A second workshop to work out the details could be held as early as Wednesday, July 6, or Monday, July 11.

After that, the council would take a formal vote on two proposed contracts. One would confirm Gerrish as the interim city manager and one would hire his consulting firm to conduct the management search.

Mayor Tom Blake was a dissenting voice Monday, arguing that Assistant City Manager Josh Reny should have been promoted to the interim manager post. He also said that the city’s own human resources office is more than capable of conducting the search for a new city manager.

He was overruled, however, and Tuesday, Blake told the Current that while he was not personally in favor of the plan, “I will support the council’s decision.”

Blake said that Gailey’s last day on the job would be July 22 and the goal would be to have Gerrish on board before then, if possible. While he feels the city could have saved money by doing everything in-house, he praised both Gerrish and his consulting firm for their “considerable experience.”

Gerrish told the Current Tuesday that he’s acted as the interim manager for seven to eight communities since retiring from his position in Brunswick, including for the city of Auburn, which he said was probably most comparable to South Portland in terms of size.

Essentially, he said, he would have the same duties that Gailey now carries, including attending all City Council meetings and workshops.

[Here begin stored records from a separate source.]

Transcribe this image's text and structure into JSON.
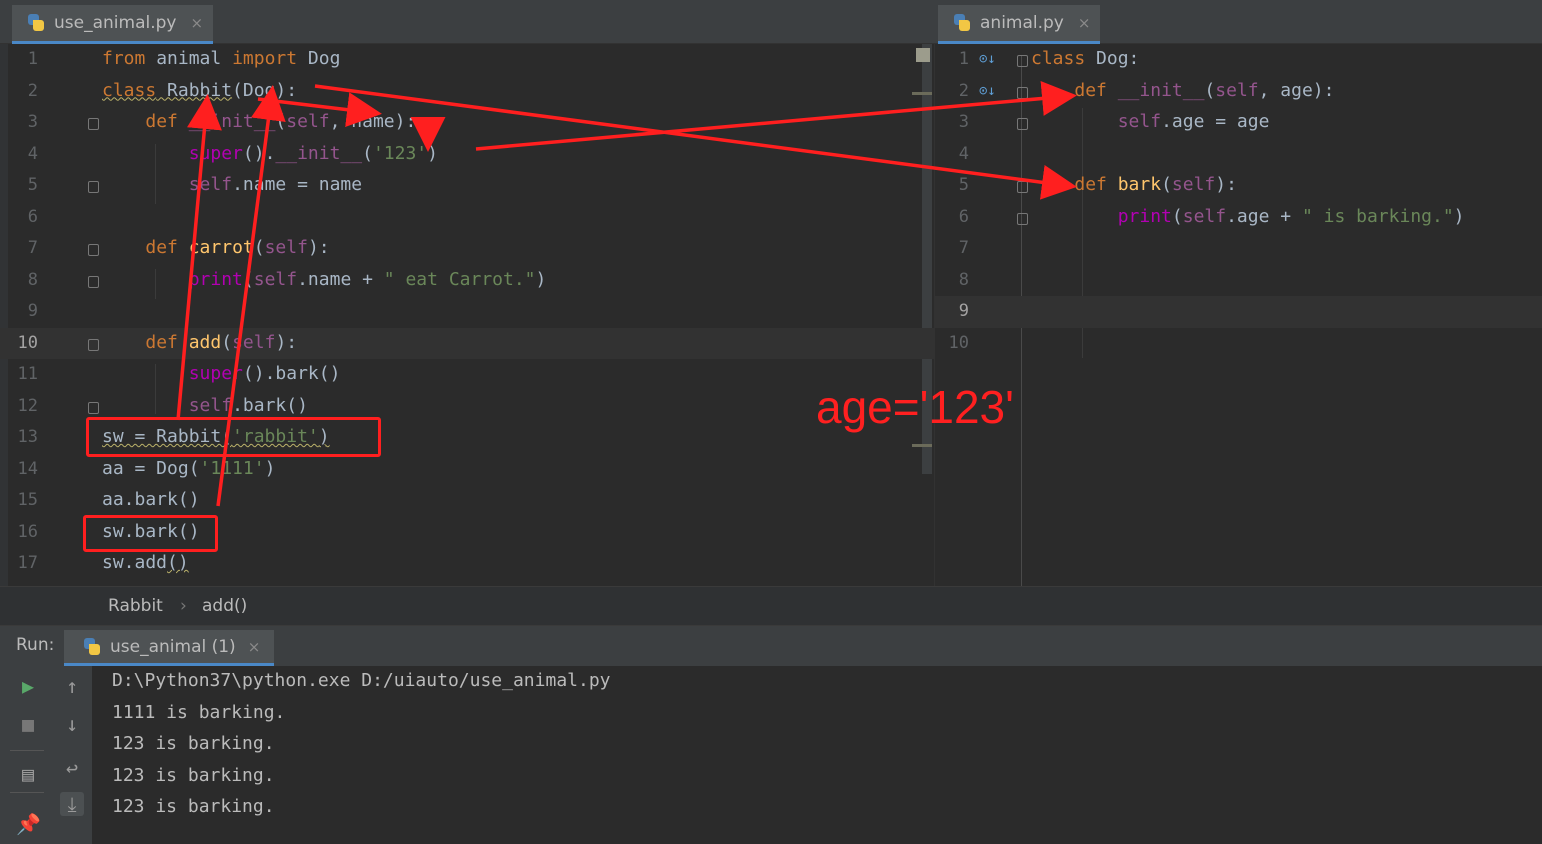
{
  "left_tab": {
    "name": "use_animal.py",
    "close": "×"
  },
  "right_tab": {
    "name": "animal.py",
    "close": "×"
  },
  "left_editor": {
    "line_numbers": [
      "1",
      "2",
      "3",
      "4",
      "5",
      "6",
      "7",
      "8",
      "9",
      "10",
      "11",
      "12",
      "13",
      "14",
      "15",
      "16",
      "17"
    ],
    "current_line": "10"
  },
  "right_editor": {
    "line_numbers": [
      "1",
      "2",
      "3",
      "4",
      "5",
      "6",
      "7",
      "8",
      "9",
      "10"
    ],
    "current_line": "9"
  },
  "breadcrumb": {
    "class": "Rabbit",
    "separator": "›",
    "method": "add()"
  },
  "run": {
    "label": "Run:",
    "tab": "use_animal (1)",
    "close": "×",
    "output": [
      "D:\\Python37\\python.exe D:/uiauto/use_animal.py",
      "1111 is barking.",
      "123 is barking.",
      "123 is barking.",
      "123 is barking."
    ]
  },
  "annotation": {
    "text": "age='123'",
    "color": "#ff2020"
  },
  "colors": {
    "keyword": "#cc7832",
    "magic": "#94558d",
    "string": "#6a8759",
    "function": "#ffc66d",
    "text": "#a9b7c6",
    "accent": "#4a88c7"
  }
}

He would also “make sure that everything that needs to be done gets accomplished” and be on hand to handle any issues or emergencies that may come up.

Overall, Gerrish said, his goal as the interim manager would be “just to keep things moving” and to “make the path smooth” for whoever is hired to lead the city going forward.

“I am looking forward to working with the council, the staff and the citizens and to having a good outcome in the end,” he added.

Gerrish also said “it’s customary” for communities to hire an interim manager.

“You really need to have that position filled,” he said.

According to his profile on the Eaton Peabody Consulting Group website, Gerrish “has been involved in all aspects of town and city management in the state of Maine for over 37 years.” He has a degree from the University of Maine and is a former president of the Maine Town and City Managers Association.

Gerrish lives in Brunswick and would commute to South Portland, he said.

Gerrish said his consulting group would thoroughly acquaint the council with the city manager search process in advance so that everyone understands how it would work.

That outline would include a timeline, from placing ads in national trade publications to the naming of finalists to the hiring of a candidate, Gerrish said.

He added that if the final candidate is already employed, it could be another 30 to 45 days after their hiring before the person could actually start duties in South Portland.

Gerrish said these days, municipalities are not seeing as many applicants for the manager’s post as they did before and said that each community’s reputation, it’s pluses and minuses, would likely impact on the total number of applicants.

He said, for instance, that when looking for a new manager for Bar Harbor a couple years ago, his consulting firm received about 50 applications, but for the more recent city of Biddeford search, the firm got about half that number.

Gerrish said he would recommend that South Portland conduct a nationwide search for a new manager and to advertise in the places where the city is most likely to reach the largest number of candidates.

Gailey submitted his letter of resignation June 8. He is leaving South Portland, where he’s worked in various posts his entire career, to become the new assistant county manager for Cumberland County. Gailey’s salary as city manager this year is $123,000.